I thought the dawn­ing of spring would be a good time to brush up on some basics when it comes to effec­tively nam­ing URLs. It’s cer­tainly not a strate­gic or fas­ci­nat­ing topic, but it is a com­mon SEO and Web team dis­cus­sion at Adobe, and one we have, or train on, a few times per month inter­nally.  Here are 10 “down and dirty” tips you should remem­ber to enhance your SEO effectiveness:

  1. Keyword-rich URLs do mat­ter.  How­ever, they are but one of many content-oriented sig­nals, so their impor­tance needs to be bal­anced in con­text with other parts of the SEO mix related to con­tent, link­ing, tech­ni­cal, and social fac­tors. Always, always write for humans first.
  2. Use sub­do­mains inten­tion­ally.  Ide­ally, their use is min­i­mal as they split out your domain’s value to another loca­tion.  How­ever, this is not a bat­tle worth fight­ing as there are many good rea­sons IT and Web teams use sub­do­mains – and search engines still rank them as sep­a­rate enti­ties.  Be sure you review dupli­cate con­tent, cross-linking oppor­tu­ni­ties, and the syn­ergy of con­tent between the sub­do­main and pri­mary domain.
  3. Be con­sis­tent when using case sen­si­tive names. This is espe­cially impor­tant when nam­ing anchor ele­ments because aboutus.html is not the same as AboutUs.html. In such cases, vis­i­tors will likely receive a 404 Miss­ing File error.  Best prac­tices rec­om­mend lower case nam­ing as a means to main­tain consistency.
  4. Some content-generating pub­lish­ing web­sites use a numeric code or hier­ar­chy to orga­nize site files – this way they can tag and track con­tent effec­tively in their CMS.  Another method is to use an inter­nal hier­ar­chy, invis­i­ble to end users, that depicts pri­mary pages as 1.0, 2.0, 3.0, etc. Sub­pages should then be named using 1.1, 2.1, and so on.
  5. Avoid using abbre­vi­a­tions when nam­ing files and fold­ers. Search engines strug­gle with index­ing nonuni­form names such as “youre” and “aren’t.”

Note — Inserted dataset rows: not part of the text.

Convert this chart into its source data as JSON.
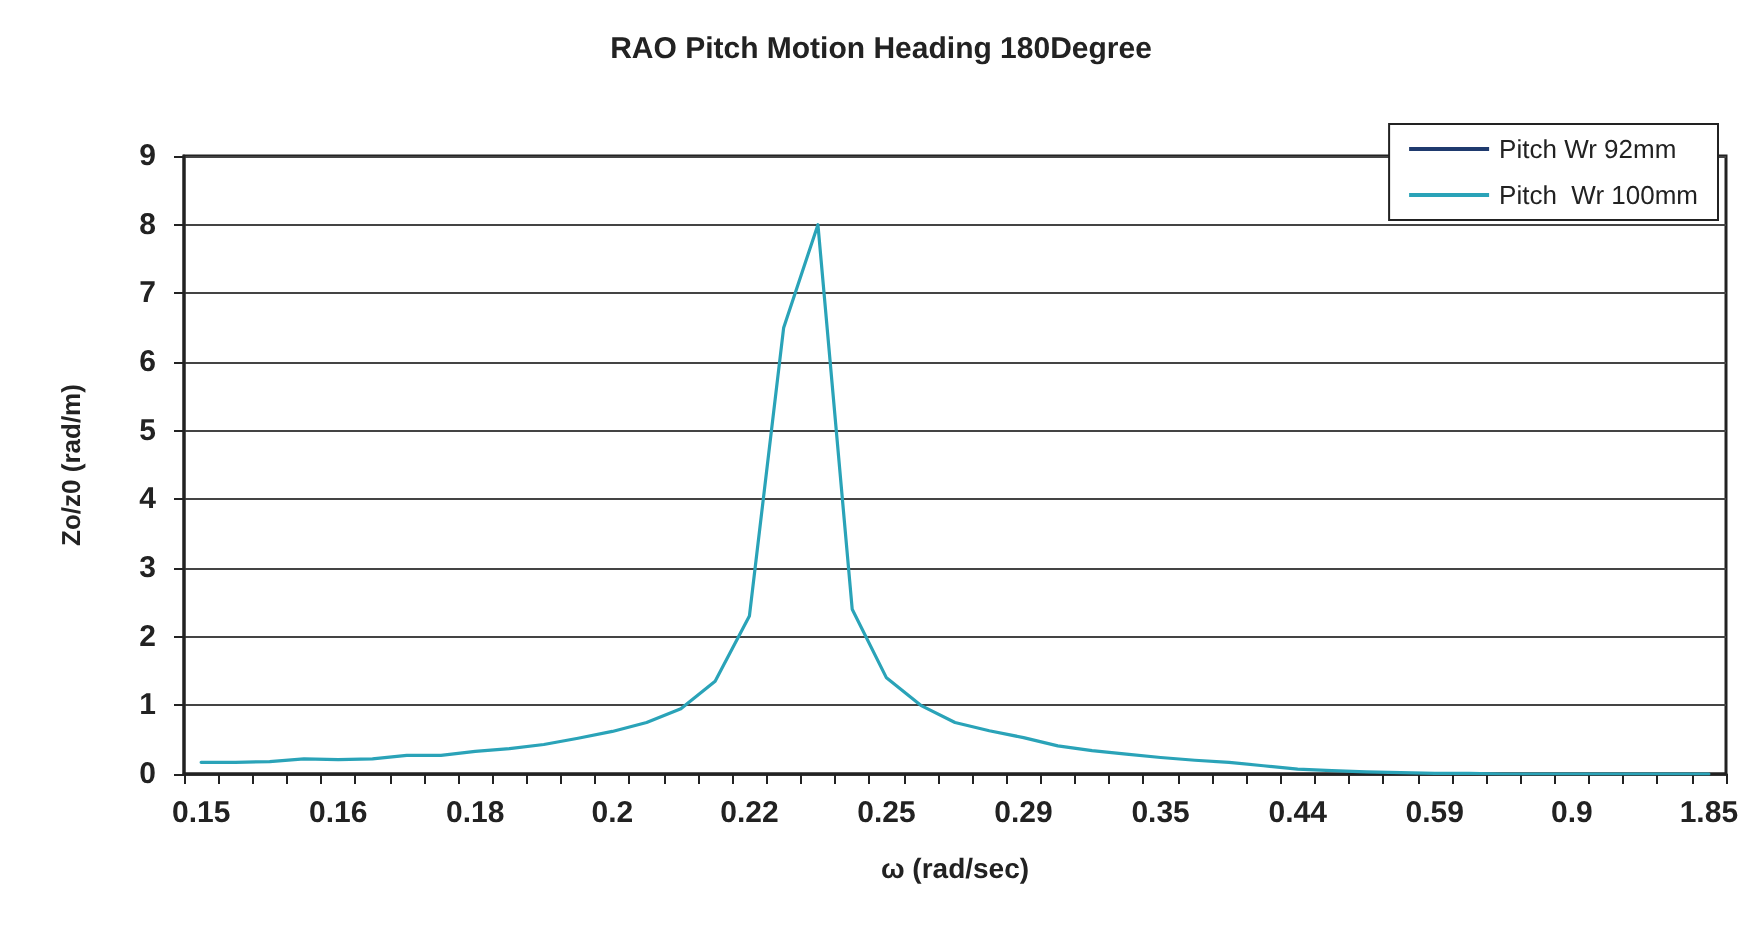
{
  "chart_data": {
    "type": "line",
    "title": "RAO Pitch Motion Heading 180Degree",
    "xlabel": "ω (rad/sec)",
    "ylabel": "Zo/z0 (rad/m)",
    "categories": [
      "0.15",
      null,
      null,
      null,
      "0.16",
      null,
      null,
      null,
      "0.18",
      null,
      null,
      null,
      "0.2",
      null,
      null,
      null,
      "0.22",
      null,
      null,
      null,
      "0.25",
      null,
      null,
      null,
      "0.29",
      null,
      null,
      null,
      "0.35",
      null,
      null,
      null,
      "0.44",
      null,
      null,
      null,
      "0.59",
      null,
      null,
      null,
      "0.9",
      null,
      null,
      null,
      "1.85"
    ],
    "series": [
      {
        "name": "Pitch Wr 92mm",
        "color": "#1f3a6e",
        "values": [
          null,
          null,
          null,
          null,
          null,
          null,
          null,
          null,
          null,
          null,
          null,
          null,
          null,
          null,
          null,
          null,
          null,
          null,
          null,
          null,
          null,
          null,
          null,
          null,
          null,
          null,
          null,
          null,
          null,
          null,
          null,
          null,
          null,
          null,
          null,
          null,
          null,
          null,
          null,
          null,
          null,
          null,
          null,
          null,
          null
        ]
      },
      {
        "name": "Pitch  Wr 100mm",
        "color": "#2aa3b8",
        "values": [
          0.17,
          0.17,
          0.18,
          0.22,
          0.21,
          0.22,
          0.27,
          0.27,
          0.33,
          0.37,
          0.43,
          0.52,
          0.62,
          0.75,
          0.95,
          1.35,
          2.3,
          6.5,
          8.0,
          2.4,
          1.4,
          1.0,
          0.75,
          0.63,
          0.53,
          0.41,
          0.34,
          0.29,
          0.24,
          0.2,
          0.17,
          0.12,
          0.07,
          0.05,
          0.03,
          0.02,
          0.01,
          0.01,
          0,
          0,
          0,
          0,
          0,
          0,
          0
        ]
      }
    ],
    "ylim": [
      0,
      9
    ],
    "yticks": [
      0,
      1,
      2,
      3,
      4,
      5,
      6,
      7,
      8,
      9
    ],
    "grid": "y",
    "legend": "top right",
    "marker": "none",
    "line_style": "solid"
  }
}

  6. URL key­words are a fac­tor for  SEO suc­cess. Main­tain 3–5 key­words for file names with a max­i­mum of 50–60 char­ac­ters to avoid lengthy URLs.
  7. Limit use of dates when nam­ing site files and fold­ers. Sub­se­quent edit­ing can become prob­lem­atic and URL value is less­ened.  The pri­mary excep­tion is if arti­cles are date spe­cific (news arti­cles or blog posts). In that case, using dates helps keep your file setup more organized.
  8. Aim to keep pages closer to the root domain as crawlers assign more rel­e­vance to pages higher in the direc­tory struc­ture. For exam­ple, all other things being equal, www​.adobe​.com/​a​b​o​u​t​/​c​f​u​s​i​o​n​/​c​u​s​t​o​m​e​r​/​s​h​o​w​c​a​se/ estab­lishes lower rel­e­vancy when the page is indexed than www​.adobe​.com/​a​b​o​u​t​/​c​u​s​t​o​m​e​r​-​s​h​o​w​c​a​se/, which pro­vides higher rel­e­vance to spiders.
  9. To avoid con­fu­sion for both vis­i­tors and search engines, key­words for fold­ers and file names should be sep­a­rated with a hyphen.  Under­score is another option but not rec­om­mended as it can be dif­fi­cult to see when URLs are under­lined.  And using a space between words is also not rec­om­mended because a space is replaced by “%20” often when rewrit­ten on the Web.
  10. Sta­tic, keyword-based URLs are more effec­tive than parameter-based URLs. Avoid using unique iden­ti­fiers such as uid=123456, where each vis­i­tor gets a dif­fer­ent num­ber, or track­ing para­me­ters like source=xyz where xyz is dif­fer­ent for each refer­ring doc­u­ment.  How­ever, para­me­ters are dif­fi­cult to avoid because they pro­vide value to cus­tomers and inter­nal teams from IT and ecom­merce.  Two options are to rewrite para­me­ter URLs into keyword-supported URLs or, even bet­ter, add para­me­ters to your Google and Bing Web­mas­ter Tools accounts so they don’t impact list­ings in search results.

Con­sider this a bonus… Limit chang­ing URLs after pro­duc­tion. If not done per­fectly, you risk vis­i­tors get­ting a 404 error, and search engines will have more dif­fi­culty fol­low­ing the page. Keep your URLs as clean as pos­si­ble and you’ll find greater SEO suc­cess. Happy spring everyone!